Machine type | Shared-memory multi-vector processor. |
---|---|
Models | X1 (cluster). |
Operating system | UNICOS (Cray Unix variant). |
Connection structure | Crossbar. |
Compilers | Fortran 90, C, C++, Co-Array Fortran, UPC. |
Vendors information Web page | www.cray.com/products/x1/ |
Year of introduction | 2002. |
System parameters:
Model | Cray X1 |
---|---|
Clock cycle | 800 MHz |
Theor. peak performance | |
Per Proc. (64 bits) | 3.2/12.8 Gflop/s |
Maximal | 819 Gflop/s |
Memory | <= 1 TB |
No. of processors | 16--64 (MSP, see below) |
Memory bandwidth | |
Memory-Cache | 34.1 GB/s |
Cache-CPU | 76.8 GB/s |
Remarks:
The hardware structure of the Cray X1 is almost identical to that of the former Cray SV1ex (see the Disappeared Systems section). The clock frequency was raised from 500 to 800 MHz and the amount of memory and the bandwidth to the processors are increased. Each processor board contains 4 CPUs that can deliver a peak rate of 4 floating-point operations per cycle, amounting to a theoretical peak performance of 3.2 Gflop/s per CPU. However, 4 CPUs can be coupled across CPU boards in a configuration to form a so-called Multi Streaming Processor (MSP) resulting in a processing unit that has effectively a Theoretical Peak Performance of 12.8 Gflop/s. The reconfiguration into MSPs and/or single CPU combinations can be done dynamically as the workload dictates. The vector start-up time for the single CPUs is smaller than for MSPs, so for small vectors single CPUs might be preferable while for programs containing long vectors the MSPs should be of advantage. MSP mode is regarded as the standard mode of operation. This is also visible in the processor count given in the data sheets of Cray: the maximum number within one cabinet is 64 MSP processors. This is equivalent to 256 SSP processors. In the present Cray optimisation documentation it is said that the Cray Programming Environment is as yet not optimised for SSP processing which is not to say that suitable programs would not run efficiently in SSP mode.

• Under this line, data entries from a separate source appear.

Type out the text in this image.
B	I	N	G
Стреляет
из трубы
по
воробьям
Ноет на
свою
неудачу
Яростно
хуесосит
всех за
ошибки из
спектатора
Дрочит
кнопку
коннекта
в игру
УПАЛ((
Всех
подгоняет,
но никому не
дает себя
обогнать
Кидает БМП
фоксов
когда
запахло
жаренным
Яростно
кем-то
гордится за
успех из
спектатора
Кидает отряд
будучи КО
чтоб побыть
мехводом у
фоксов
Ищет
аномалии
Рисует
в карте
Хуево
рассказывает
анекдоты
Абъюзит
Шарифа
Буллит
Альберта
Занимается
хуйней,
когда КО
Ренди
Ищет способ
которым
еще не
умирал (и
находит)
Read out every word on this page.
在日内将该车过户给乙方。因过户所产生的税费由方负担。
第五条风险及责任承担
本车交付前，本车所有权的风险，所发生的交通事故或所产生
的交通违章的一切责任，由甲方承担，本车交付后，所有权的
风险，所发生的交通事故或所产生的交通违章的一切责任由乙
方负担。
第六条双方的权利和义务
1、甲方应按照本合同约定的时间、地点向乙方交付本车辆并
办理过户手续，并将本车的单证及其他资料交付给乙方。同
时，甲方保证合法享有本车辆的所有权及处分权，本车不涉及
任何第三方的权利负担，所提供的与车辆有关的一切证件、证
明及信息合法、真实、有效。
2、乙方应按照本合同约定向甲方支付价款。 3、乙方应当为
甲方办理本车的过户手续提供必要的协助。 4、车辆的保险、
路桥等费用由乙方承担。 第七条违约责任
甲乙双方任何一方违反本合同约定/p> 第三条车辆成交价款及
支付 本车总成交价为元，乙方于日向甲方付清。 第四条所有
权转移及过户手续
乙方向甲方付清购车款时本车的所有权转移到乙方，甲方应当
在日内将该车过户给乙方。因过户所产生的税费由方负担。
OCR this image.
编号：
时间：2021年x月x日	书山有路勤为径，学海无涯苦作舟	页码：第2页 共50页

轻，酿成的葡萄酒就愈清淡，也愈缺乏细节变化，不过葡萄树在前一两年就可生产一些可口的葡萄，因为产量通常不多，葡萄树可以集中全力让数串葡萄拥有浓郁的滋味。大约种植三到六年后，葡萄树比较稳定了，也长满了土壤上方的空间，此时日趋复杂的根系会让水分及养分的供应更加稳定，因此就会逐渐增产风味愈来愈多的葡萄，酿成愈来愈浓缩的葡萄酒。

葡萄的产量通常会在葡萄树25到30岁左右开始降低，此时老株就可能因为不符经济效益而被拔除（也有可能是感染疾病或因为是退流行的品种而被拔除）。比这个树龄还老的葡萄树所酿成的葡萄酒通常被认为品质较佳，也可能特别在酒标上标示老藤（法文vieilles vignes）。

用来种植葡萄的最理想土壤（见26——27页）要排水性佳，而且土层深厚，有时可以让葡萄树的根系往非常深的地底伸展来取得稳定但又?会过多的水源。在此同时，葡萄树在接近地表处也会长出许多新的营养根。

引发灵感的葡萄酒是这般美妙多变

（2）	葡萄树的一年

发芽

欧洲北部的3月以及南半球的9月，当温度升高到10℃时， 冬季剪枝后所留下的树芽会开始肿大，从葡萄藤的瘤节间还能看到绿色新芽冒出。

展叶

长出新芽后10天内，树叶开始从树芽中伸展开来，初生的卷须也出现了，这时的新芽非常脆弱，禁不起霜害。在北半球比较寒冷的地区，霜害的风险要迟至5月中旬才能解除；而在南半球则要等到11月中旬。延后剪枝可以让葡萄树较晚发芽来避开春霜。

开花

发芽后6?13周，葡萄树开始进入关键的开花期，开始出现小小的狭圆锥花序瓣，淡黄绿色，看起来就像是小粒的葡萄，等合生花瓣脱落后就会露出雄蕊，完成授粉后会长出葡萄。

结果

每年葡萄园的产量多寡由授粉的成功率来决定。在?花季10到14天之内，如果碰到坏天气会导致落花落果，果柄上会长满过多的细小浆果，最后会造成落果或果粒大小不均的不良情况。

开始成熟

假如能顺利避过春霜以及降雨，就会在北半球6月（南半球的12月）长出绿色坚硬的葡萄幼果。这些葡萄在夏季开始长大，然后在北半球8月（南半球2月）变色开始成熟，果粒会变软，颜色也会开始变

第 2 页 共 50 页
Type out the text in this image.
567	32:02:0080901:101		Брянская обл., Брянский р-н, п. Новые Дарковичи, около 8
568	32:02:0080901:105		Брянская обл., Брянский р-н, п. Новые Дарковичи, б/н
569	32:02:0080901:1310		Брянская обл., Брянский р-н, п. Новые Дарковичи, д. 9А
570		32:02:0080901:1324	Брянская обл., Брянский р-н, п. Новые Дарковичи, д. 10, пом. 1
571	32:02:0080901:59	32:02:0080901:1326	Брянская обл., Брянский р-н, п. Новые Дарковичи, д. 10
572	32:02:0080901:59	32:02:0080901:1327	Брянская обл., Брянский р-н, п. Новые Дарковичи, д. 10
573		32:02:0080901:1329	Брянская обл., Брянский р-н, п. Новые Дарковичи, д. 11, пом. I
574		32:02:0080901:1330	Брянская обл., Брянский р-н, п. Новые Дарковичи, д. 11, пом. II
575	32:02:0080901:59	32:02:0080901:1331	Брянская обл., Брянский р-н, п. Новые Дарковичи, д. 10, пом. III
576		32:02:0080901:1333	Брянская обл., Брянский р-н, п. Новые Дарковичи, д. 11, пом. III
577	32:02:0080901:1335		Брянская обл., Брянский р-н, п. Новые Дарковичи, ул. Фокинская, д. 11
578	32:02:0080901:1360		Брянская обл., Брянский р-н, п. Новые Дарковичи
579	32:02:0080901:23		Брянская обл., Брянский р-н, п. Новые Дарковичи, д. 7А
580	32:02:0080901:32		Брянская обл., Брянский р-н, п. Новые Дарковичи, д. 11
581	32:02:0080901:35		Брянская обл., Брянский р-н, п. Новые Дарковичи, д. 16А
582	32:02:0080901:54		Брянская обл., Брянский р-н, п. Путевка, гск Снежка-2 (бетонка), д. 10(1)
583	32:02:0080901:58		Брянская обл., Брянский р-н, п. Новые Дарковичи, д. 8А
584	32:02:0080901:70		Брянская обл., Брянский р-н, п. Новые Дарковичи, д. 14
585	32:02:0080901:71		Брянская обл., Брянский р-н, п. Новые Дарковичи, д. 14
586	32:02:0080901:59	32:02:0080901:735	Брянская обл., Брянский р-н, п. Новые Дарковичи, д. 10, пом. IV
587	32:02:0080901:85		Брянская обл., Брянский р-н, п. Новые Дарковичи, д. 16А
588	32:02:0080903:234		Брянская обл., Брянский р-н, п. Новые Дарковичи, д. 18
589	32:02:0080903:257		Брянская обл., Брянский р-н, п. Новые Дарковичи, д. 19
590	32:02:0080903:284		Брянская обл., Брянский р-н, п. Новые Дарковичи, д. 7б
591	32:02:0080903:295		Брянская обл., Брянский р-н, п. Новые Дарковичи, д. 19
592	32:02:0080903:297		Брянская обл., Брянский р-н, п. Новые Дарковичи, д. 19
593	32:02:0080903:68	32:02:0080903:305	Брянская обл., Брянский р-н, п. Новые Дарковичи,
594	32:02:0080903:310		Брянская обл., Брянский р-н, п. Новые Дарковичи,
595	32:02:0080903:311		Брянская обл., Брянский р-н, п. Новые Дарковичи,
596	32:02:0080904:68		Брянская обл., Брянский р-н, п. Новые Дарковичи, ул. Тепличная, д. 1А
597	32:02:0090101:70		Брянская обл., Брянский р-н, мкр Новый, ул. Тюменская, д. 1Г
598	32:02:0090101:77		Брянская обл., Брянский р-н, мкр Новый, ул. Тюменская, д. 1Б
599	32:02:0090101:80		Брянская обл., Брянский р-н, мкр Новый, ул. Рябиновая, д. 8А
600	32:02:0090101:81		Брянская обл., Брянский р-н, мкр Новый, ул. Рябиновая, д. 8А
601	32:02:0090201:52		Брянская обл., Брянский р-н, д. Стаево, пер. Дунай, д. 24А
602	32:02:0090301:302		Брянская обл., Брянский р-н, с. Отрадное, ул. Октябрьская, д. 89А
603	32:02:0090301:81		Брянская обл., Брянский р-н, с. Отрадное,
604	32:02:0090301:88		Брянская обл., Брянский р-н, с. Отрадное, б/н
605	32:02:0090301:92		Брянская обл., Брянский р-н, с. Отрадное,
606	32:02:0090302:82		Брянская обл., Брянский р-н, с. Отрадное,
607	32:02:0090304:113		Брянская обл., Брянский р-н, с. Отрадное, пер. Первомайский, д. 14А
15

The relative bandwidth both from memory to the CPU boards and from the cache to the CPUs has improved much in comparison to the predecessor SV1ex: from memory to the CPU board 5.3 8-byte operands can be transferred. From the cache the peak bandwidth to the CPUs is 12 8-byte operands, enough to sustain dyadic operations. The cache structure is rather complex each of the 4 SSPs on a board have their own 16 KB 2-way set-associative L1 data and instruction cache. The the L1 data cache only stores scalar data. The L2 cache is 2MB in size and is shared by the SSP processors on the CPU board.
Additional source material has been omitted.